Well, it's a first: I finally read, from start to finish, a book by Henry James, The Golden Bowl.
I feel conflicted. I don't want to dismiss him (as most everyone I discuss literature with has), because he clearly has talent. But I think he shows off far too much; sentences are needlessly ornate, similes are forced (e.g., "Fanny was wrapped in her thoughts still more closely than in the lemon-coloured mantle that protected her bare shoulders...").
Anyhow, on with the quotes. After a certain point, I stopped being able to process much of what was going on, so they may not be too insightful. The real highlight for me, in all honesty, was that one of the characters was named "Fanny Assingham," which will now be my pen name, I think.

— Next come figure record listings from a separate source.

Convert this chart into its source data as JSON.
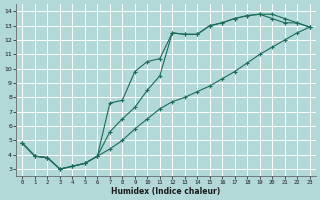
{
  "xlabel": "Humidex (Indice chaleur)",
  "bg_color": "#b2d8d8",
  "grid_color": "#ffffff",
  "line_color": "#1a6b5a",
  "xlim": [
    -0.5,
    23.5
  ],
  "ylim": [
    2.5,
    14.5
  ],
  "xticks": [
    0,
    1,
    2,
    3,
    4,
    5,
    6,
    7,
    8,
    9,
    10,
    11,
    12,
    13,
    14,
    15,
    16,
    17,
    18,
    19,
    20,
    21,
    22,
    23
  ],
  "yticks": [
    3,
    4,
    5,
    6,
    7,
    8,
    9,
    10,
    11,
    12,
    13,
    14
  ],
  "line1_x": [
    0,
    1,
    2,
    3,
    4,
    5,
    6,
    7,
    8,
    9,
    10,
    11,
    12,
    13,
    14,
    15,
    16,
    17,
    18,
    19,
    20,
    21,
    22,
    23
  ],
  "line1_y": [
    4.8,
    3.9,
    3.8,
    3.0,
    3.2,
    3.4,
    3.9,
    4.4,
    5.0,
    5.8,
    6.5,
    7.2,
    7.7,
    8.0,
    8.4,
    8.8,
    9.3,
    9.8,
    10.4,
    11.0,
    11.5,
    12.0,
    12.5,
    12.9
  ],
  "line2_x": [
    0,
    1,
    2,
    3,
    4,
    5,
    6,
    7,
    8,
    9,
    10,
    11,
    12,
    13,
    14,
    15,
    16,
    17,
    18,
    19,
    20,
    21,
    22,
    23
  ],
  "line2_y": [
    4.8,
    3.9,
    3.8,
    3.0,
    3.2,
    3.4,
    3.9,
    7.6,
    7.8,
    9.8,
    10.5,
    10.7,
    12.5,
    12.4,
    12.4,
    13.0,
    13.2,
    13.5,
    13.7,
    13.8,
    13.8,
    13.5,
    13.2,
    12.9
  ],
  "line3_x": [
    0,
    1,
    2,
    3,
    4,
    5,
    6,
    7,
    8,
    9,
    10,
    11,
    12,
    13,
    14,
    15,
    16,
    17,
    18,
    19,
    20,
    21,
    22,
    23
  ],
  "line3_y": [
    4.8,
    3.9,
    3.8,
    3.0,
    3.2,
    3.4,
    3.9,
    5.6,
    6.5,
    7.3,
    8.5,
    9.5,
    12.5,
    12.4,
    12.4,
    13.0,
    13.2,
    13.5,
    13.7,
    13.8,
    13.5,
    13.2,
    13.2,
    12.9
  ]
}
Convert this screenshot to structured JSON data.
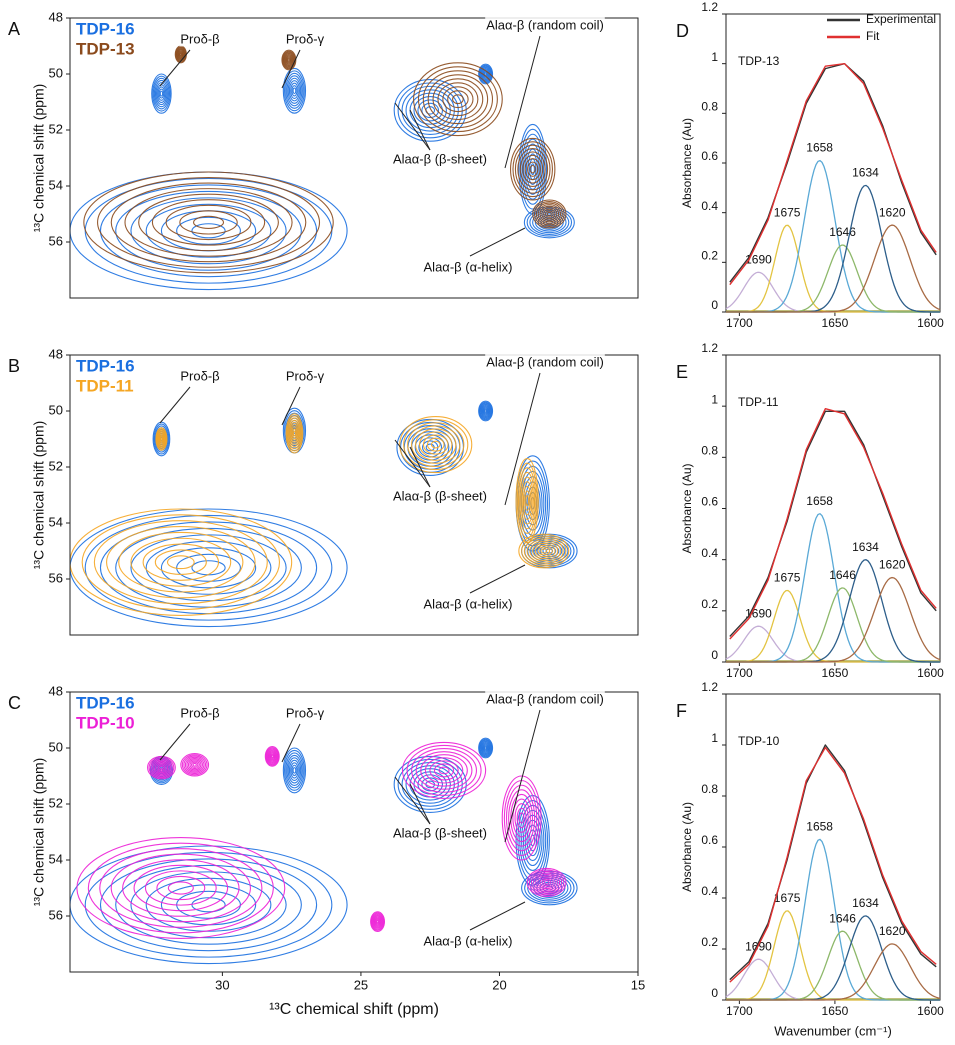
{
  "chart_data": [
    {
      "type": "contour",
      "panel_label": "A",
      "xlim": [
        35.5,
        15
      ],
      "ylim": [
        48,
        58
      ],
      "yticks": [
        48,
        50,
        52,
        54,
        56
      ],
      "y_label": "¹³C chemical shift (ppm)",
      "series": [
        {
          "name": "TDP-16",
          "color": "#1a6fe0",
          "x": [
            32.2,
            27.4,
            22.5,
            20.5,
            18.8,
            18.2,
            30.5
          ],
          "values": [
            50.7,
            50.6,
            51.3,
            50.0,
            53.4,
            55.3,
            55.6
          ],
          "x_widths": [
            0.7,
            0.8,
            2.6,
            0.5,
            1.0,
            1.8,
            10
          ],
          "y_widths": [
            1.4,
            1.6,
            2.2,
            0.7,
            3.2,
            1.1,
            4.2
          ]
        },
        {
          "name": "TDP-13",
          "color": "#8b4a1c",
          "x": [
            31.5,
            27.6,
            21.5,
            18.8,
            18.2,
            30.5
          ],
          "values": [
            49.3,
            49.5,
            50.9,
            53.4,
            55.0,
            55.3
          ],
          "x_widths": [
            0.4,
            0.5,
            3.2,
            1.6,
            1.2,
            9
          ],
          "y_widths": [
            0.6,
            0.7,
            2.6,
            2.2,
            1.0,
            3.6
          ]
        }
      ],
      "annotations": [
        "Proδ-β",
        "Proδ-γ",
        "Alaα-β (random coil)",
        "Alaα-β (β-sheet)",
        "Alaα-β (α-helix)"
      ]
    },
    {
      "type": "contour",
      "panel_label": "B",
      "xlim": [
        35.5,
        15
      ],
      "ylim": [
        48,
        58
      ],
      "yticks": [
        48,
        50,
        52,
        54,
        56
      ],
      "y_label": "¹³C chemical shift (ppm)",
      "series": [
        {
          "name": "TDP-16",
          "color": "#1a6fe0",
          "x": [
            32.2,
            27.4,
            22.5,
            20.5,
            18.8,
            18.2,
            30.5
          ],
          "values": [
            51.0,
            50.7,
            51.3,
            50.0,
            53.3,
            55.0,
            55.6
          ],
          "x_widths": [
            0.6,
            0.8,
            2.4,
            0.5,
            1.2,
            2.0,
            10
          ],
          "y_widths": [
            1.2,
            1.6,
            2.0,
            0.7,
            3.4,
            1.2,
            4.2
          ]
        },
        {
          "name": "TDP-11",
          "color": "#f5a623",
          "x": [
            32.2,
            27.4,
            22.3,
            19.0,
            18.4,
            31.5
          ],
          "values": [
            51.0,
            50.8,
            51.2,
            53.2,
            55.0,
            55.4
          ],
          "x_widths": [
            0.4,
            0.6,
            2.6,
            0.8,
            1.8,
            8
          ],
          "y_widths": [
            0.8,
            1.4,
            2.0,
            3.0,
            1.2,
            3.8
          ]
        }
      ],
      "annotations": [
        "Proδ-β",
        "Proδ-γ",
        "Alaα-β (random coil)",
        "Alaα-β (β-sheet)",
        "Alaα-β (α-helix)"
      ]
    },
    {
      "type": "contour",
      "panel_label": "C",
      "xlim": [
        35.5,
        15
      ],
      "ylim": [
        48,
        58
      ],
      "xticks": [
        30,
        25,
        20,
        15
      ],
      "yticks": [
        48,
        50,
        52,
        54,
        56
      ],
      "x_label": "¹³C chemical shift (ppm)",
      "y_label": "¹³C chemical shift (ppm)",
      "series": [
        {
          "name": "TDP-16",
          "color": "#1a6fe0",
          "x": [
            32.2,
            27.4,
            22.5,
            20.5,
            18.8,
            18.2,
            30.5
          ],
          "values": [
            50.8,
            50.8,
            51.3,
            50.0,
            53.3,
            55.0,
            55.6
          ],
          "x_widths": [
            0.8,
            0.8,
            2.6,
            0.5,
            1.2,
            2.0,
            10
          ],
          "y_widths": [
            1.0,
            1.6,
            2.0,
            0.7,
            3.2,
            1.2,
            4.2
          ]
        },
        {
          "name": "TDP-10",
          "color": "#ec1fd6",
          "x": [
            32.2,
            31.0,
            28.2,
            22.0,
            19.2,
            18.3,
            31.5,
            24.4
          ],
          "values": [
            50.7,
            50.6,
            50.3,
            50.8,
            52.5,
            54.8,
            55.0,
            56.2
          ],
          "x_widths": [
            1.0,
            1.0,
            0.5,
            3.0,
            1.4,
            1.4,
            7.5,
            0.5
          ],
          "y_widths": [
            0.8,
            0.8,
            0.7,
            2.0,
            3.0,
            1.0,
            3.6,
            0.7
          ]
        }
      ],
      "annotations": [
        "Proδ-β",
        "Proδ-γ",
        "Alaα-β (random coil)",
        "Alaα-β (β-sheet)",
        "Alaα-β (α-helix)"
      ]
    },
    {
      "type": "line",
      "panel_label": "D",
      "title": "TDP-13",
      "xlim": [
        1707,
        1595
      ],
      "ylim": [
        0,
        1.2
      ],
      "xticks": [
        1700,
        1650,
        1600
      ],
      "yticks": [
        0,
        0.2,
        0.4,
        0.6,
        0.8,
        1,
        1.2
      ],
      "y_label": "Absorbance (Au)",
      "legend": "upper right",
      "x": [
        1705,
        1695,
        1685,
        1675,
        1665,
        1655,
        1645,
        1635,
        1625,
        1615,
        1605,
        1597
      ],
      "series": [
        {
          "name": "Experimental",
          "color": "#333333",
          "values": [
            0.12,
            0.22,
            0.38,
            0.6,
            0.84,
            0.98,
            1.0,
            0.93,
            0.75,
            0.52,
            0.32,
            0.23
          ]
        },
        {
          "name": "Fit",
          "color": "#e03030",
          "values": [
            0.11,
            0.21,
            0.37,
            0.61,
            0.85,
            0.99,
            1.0,
            0.92,
            0.74,
            0.53,
            0.33,
            0.24
          ]
        }
      ],
      "components": [
        {
          "center": 1690,
          "height": 0.16,
          "fwhm": 18,
          "color": "#c4aed6"
        },
        {
          "center": 1675,
          "height": 0.35,
          "fwhm": 15,
          "color": "#e3c442"
        },
        {
          "center": 1658,
          "height": 0.61,
          "fwhm": 19,
          "color": "#5aa9d6"
        },
        {
          "center": 1646,
          "height": 0.27,
          "fwhm": 18,
          "color": "#8db86a"
        },
        {
          "center": 1634,
          "height": 0.51,
          "fwhm": 20,
          "color": "#2d5e8a"
        },
        {
          "center": 1620,
          "height": 0.35,
          "fwhm": 22,
          "color": "#a86b45"
        }
      ]
    },
    {
      "type": "line",
      "panel_label": "E",
      "title": "TDP-11",
      "xlim": [
        1707,
        1595
      ],
      "ylim": [
        0,
        1.2
      ],
      "xticks": [
        1700,
        1650,
        1600
      ],
      "yticks": [
        0,
        0.2,
        0.4,
        0.6,
        0.8,
        1,
        1.2
      ],
      "y_label": "Absorbance (Au)",
      "x": [
        1705,
        1695,
        1685,
        1675,
        1665,
        1655,
        1645,
        1635,
        1625,
        1615,
        1605,
        1597
      ],
      "series": [
        {
          "color": "#333333",
          "values": [
            0.1,
            0.18,
            0.33,
            0.55,
            0.82,
            0.98,
            0.98,
            0.85,
            0.65,
            0.45,
            0.27,
            0.2
          ]
        },
        {
          "color": "#e03030",
          "values": [
            0.09,
            0.17,
            0.32,
            0.56,
            0.83,
            0.99,
            0.97,
            0.84,
            0.66,
            0.46,
            0.28,
            0.21
          ]
        }
      ],
      "components": [
        {
          "center": 1690,
          "height": 0.14,
          "fwhm": 18,
          "color": "#c4aed6"
        },
        {
          "center": 1675,
          "height": 0.28,
          "fwhm": 16,
          "color": "#e3c442"
        },
        {
          "center": 1658,
          "height": 0.58,
          "fwhm": 18,
          "color": "#5aa9d6"
        },
        {
          "center": 1646,
          "height": 0.29,
          "fwhm": 18,
          "color": "#8db86a"
        },
        {
          "center": 1634,
          "height": 0.4,
          "fwhm": 20,
          "color": "#2d5e8a"
        },
        {
          "center": 1620,
          "height": 0.33,
          "fwhm": 22,
          "color": "#a86b45"
        }
      ]
    },
    {
      "type": "line",
      "panel_label": "F",
      "title": "TDP-10",
      "xlim": [
        1707,
        1595
      ],
      "ylim": [
        0,
        1.2
      ],
      "xticks": [
        1700,
        1650,
        1600
      ],
      "yticks": [
        0,
        0.2,
        0.4,
        0.6,
        0.8,
        1,
        1.2
      ],
      "y_label": "Absorbance (Au)",
      "x_label": "Wavenumber (cm⁻¹)",
      "x": [
        1705,
        1695,
        1685,
        1675,
        1665,
        1655,
        1645,
        1635,
        1625,
        1615,
        1605,
        1597
      ],
      "series": [
        {
          "color": "#333333",
          "values": [
            0.08,
            0.15,
            0.3,
            0.55,
            0.85,
            1.0,
            0.9,
            0.7,
            0.48,
            0.3,
            0.18,
            0.13
          ]
        },
        {
          "color": "#e03030",
          "values": [
            0.07,
            0.14,
            0.29,
            0.56,
            0.86,
            0.99,
            0.89,
            0.71,
            0.49,
            0.31,
            0.19,
            0.14
          ]
        }
      ],
      "components": [
        {
          "center": 1690,
          "height": 0.16,
          "fwhm": 18,
          "color": "#c4aed6"
        },
        {
          "center": 1675,
          "height": 0.35,
          "fwhm": 16,
          "color": "#e3c442"
        },
        {
          "center": 1658,
          "height": 0.63,
          "fwhm": 18,
          "color": "#5aa9d6"
        },
        {
          "center": 1646,
          "height": 0.27,
          "fwhm": 18,
          "color": "#8db86a"
        },
        {
          "center": 1634,
          "height": 0.33,
          "fwhm": 20,
          "color": "#2d5e8a"
        },
        {
          "center": 1620,
          "height": 0.22,
          "fwhm": 22,
          "color": "#a86b45"
        }
      ]
    }
  ]
}
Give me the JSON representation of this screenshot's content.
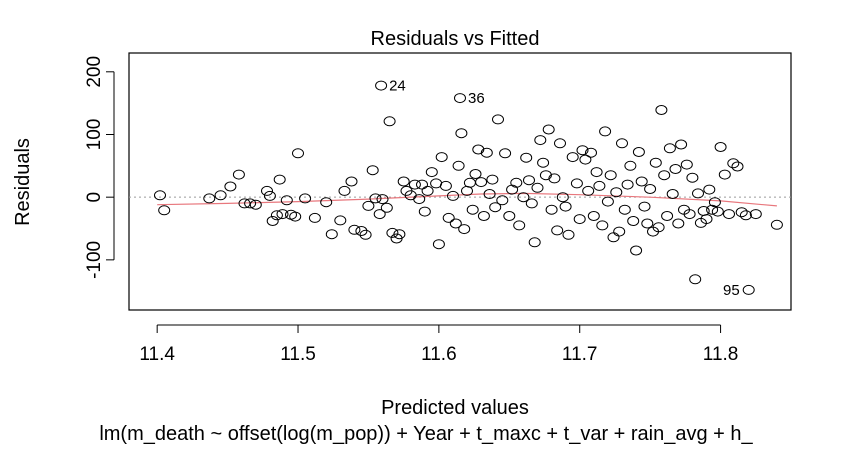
{
  "chart_data": {
    "type": "scatter",
    "title": "Residuals vs Fitted",
    "xlabel": "Predicted values",
    "ylabel": "Residuals",
    "subtitle": "lm(m_death ~ offset(log(m_pop)) + Year + t_maxc + t_var + rain_avg + h_",
    "xlim": [
      11.38,
      11.85
    ],
    "ylim": [
      -180,
      230
    ],
    "x_ticks": [
      "11.4",
      "11.5",
      "11.6",
      "11.7",
      "11.8"
    ],
    "x_tick_values": [
      11.4,
      11.5,
      11.6,
      11.7,
      11.8
    ],
    "y_ticks": [
      "-100",
      "0",
      "100",
      "200"
    ],
    "y_tick_values": [
      -100,
      0,
      100,
      200
    ],
    "reference_line": 0,
    "smoother": {
      "color": "#e8777d",
      "x": [
        11.4,
        11.45,
        11.5,
        11.55,
        11.6,
        11.63,
        11.66,
        11.7,
        11.75,
        11.8,
        11.84
      ],
      "y": [
        -12,
        -10,
        -7,
        -3,
        2,
        5,
        6,
        4,
        0,
        -6,
        -14
      ]
    },
    "labeled_points": [
      {
        "label": "24",
        "x": 11.559,
        "y": 178
      },
      {
        "label": "36",
        "x": 11.615,
        "y": 158
      },
      {
        "label": "95",
        "x": 11.82,
        "y": -148
      }
    ],
    "points": [
      [
        11.402,
        3
      ],
      [
        11.405,
        -21
      ],
      [
        11.437,
        -2
      ],
      [
        11.445,
        3
      ],
      [
        11.452,
        17
      ],
      [
        11.458,
        36
      ],
      [
        11.462,
        -10
      ],
      [
        11.466,
        -10
      ],
      [
        11.47,
        -12
      ],
      [
        11.478,
        10
      ],
      [
        11.48,
        2
      ],
      [
        11.482,
        -38
      ],
      [
        11.485,
        -29
      ],
      [
        11.487,
        28
      ],
      [
        11.489,
        -27
      ],
      [
        11.492,
        -5
      ],
      [
        11.495,
        -28
      ],
      [
        11.498,
        -31
      ],
      [
        11.5,
        70
      ],
      [
        11.505,
        -2
      ],
      [
        11.512,
        -33
      ],
      [
        11.52,
        -8
      ],
      [
        11.524,
        -59
      ],
      [
        11.53,
        -37
      ],
      [
        11.533,
        10
      ],
      [
        11.538,
        25
      ],
      [
        11.54,
        -52
      ],
      [
        11.545,
        -54
      ],
      [
        11.548,
        -60
      ],
      [
        11.55,
        -14
      ],
      [
        11.553,
        43
      ],
      [
        11.555,
        -2
      ],
      [
        11.558,
        -27
      ],
      [
        11.56,
        -3
      ],
      [
        11.563,
        -17
      ],
      [
        11.565,
        121
      ],
      [
        11.567,
        -57
      ],
      [
        11.57,
        -66
      ],
      [
        11.572,
        -59
      ],
      [
        11.575,
        25
      ],
      [
        11.577,
        10
      ],
      [
        11.58,
        3
      ],
      [
        11.583,
        20
      ],
      [
        11.586,
        -3
      ],
      [
        11.588,
        20
      ],
      [
        11.59,
        -23
      ],
      [
        11.592,
        10
      ],
      [
        11.595,
        40
      ],
      [
        11.598,
        22
      ],
      [
        11.6,
        -75
      ],
      [
        11.602,
        64
      ],
      [
        11.605,
        18
      ],
      [
        11.607,
        -33
      ],
      [
        11.61,
        2
      ],
      [
        11.612,
        -42
      ],
      [
        11.614,
        50
      ],
      [
        11.616,
        102
      ],
      [
        11.618,
        -51
      ],
      [
        11.62,
        10
      ],
      [
        11.622,
        23
      ],
      [
        11.624,
        -20
      ],
      [
        11.626,
        37
      ],
      [
        11.628,
        76
      ],
      [
        11.63,
        24
      ],
      [
        11.632,
        -30
      ],
      [
        11.634,
        71
      ],
      [
        11.636,
        5
      ],
      [
        11.638,
        28
      ],
      [
        11.64,
        -16
      ],
      [
        11.642,
        124
      ],
      [
        11.645,
        -5
      ],
      [
        11.647,
        70
      ],
      [
        11.65,
        -30
      ],
      [
        11.652,
        12
      ],
      [
        11.655,
        23
      ],
      [
        11.657,
        -45
      ],
      [
        11.66,
        0
      ],
      [
        11.662,
        63
      ],
      [
        11.664,
        27
      ],
      [
        11.666,
        -10
      ],
      [
        11.668,
        -72
      ],
      [
        11.67,
        15
      ],
      [
        11.672,
        91
      ],
      [
        11.674,
        55
      ],
      [
        11.676,
        35
      ],
      [
        11.678,
        108
      ],
      [
        11.68,
        -20
      ],
      [
        11.682,
        30
      ],
      [
        11.684,
        -53
      ],
      [
        11.686,
        86
      ],
      [
        11.688,
        0
      ],
      [
        11.69,
        -15
      ],
      [
        11.692,
        -60
      ],
      [
        11.695,
        64
      ],
      [
        11.698,
        22
      ],
      [
        11.7,
        -35
      ],
      [
        11.702,
        75
      ],
      [
        11.704,
        60
      ],
      [
        11.706,
        10
      ],
      [
        11.708,
        71
      ],
      [
        11.71,
        -30
      ],
      [
        11.712,
        40
      ],
      [
        11.714,
        18
      ],
      [
        11.716,
        -45
      ],
      [
        11.718,
        105
      ],
      [
        11.72,
        -7
      ],
      [
        11.722,
        35
      ],
      [
        11.724,
        -64
      ],
      [
        11.726,
        8
      ],
      [
        11.728,
        -55
      ],
      [
        11.73,
        86
      ],
      [
        11.732,
        -20
      ],
      [
        11.734,
        20
      ],
      [
        11.736,
        50
      ],
      [
        11.738,
        -38
      ],
      [
        11.74,
        -85
      ],
      [
        11.742,
        72
      ],
      [
        11.744,
        25
      ],
      [
        11.746,
        -15
      ],
      [
        11.748,
        -42
      ],
      [
        11.75,
        13
      ],
      [
        11.752,
        -55
      ],
      [
        11.754,
        55
      ],
      [
        11.756,
        -48
      ],
      [
        11.758,
        139
      ],
      [
        11.76,
        35
      ],
      [
        11.762,
        -30
      ],
      [
        11.764,
        78
      ],
      [
        11.766,
        5
      ],
      [
        11.768,
        45
      ],
      [
        11.77,
        -42
      ],
      [
        11.772,
        84
      ],
      [
        11.774,
        -20
      ],
      [
        11.776,
        52
      ],
      [
        11.778,
        -27
      ],
      [
        11.78,
        31
      ],
      [
        11.782,
        -131
      ],
      [
        11.784,
        6
      ],
      [
        11.786,
        -41
      ],
      [
        11.788,
        -22
      ],
      [
        11.79,
        -35
      ],
      [
        11.792,
        12
      ],
      [
        11.794,
        -20
      ],
      [
        11.796,
        -8
      ],
      [
        11.798,
        -23
      ],
      [
        11.8,
        80
      ],
      [
        11.803,
        36
      ],
      [
        11.806,
        -27
      ],
      [
        11.809,
        54
      ],
      [
        11.812,
        49
      ],
      [
        11.815,
        -24
      ],
      [
        11.818,
        -29
      ],
      [
        11.825,
        -27
      ],
      [
        11.84,
        -44
      ]
    ]
  }
}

"What was this so important step he had just taken but the desire for some new history that should, so far as possible, contradict, and even if need be flatly dishonour, the old? If what had come to him wouldn't do he would make something different."
"What was at all events not permanently hidden from him was a truth much less invidious about his years of darkness. It was the strange scheme of things again: the years of darkness had been needed to render possible the years of light."
"He had these several days groped and groped for an object that lay at his feet and as to which his blindness came from his stupidly looking beyond. It had sat all the while at his hearth-stone, whence it now gazed up in his face."
"That was what she was learning to do, to fill out as a matter of course her appointed, her expected, her imposed character."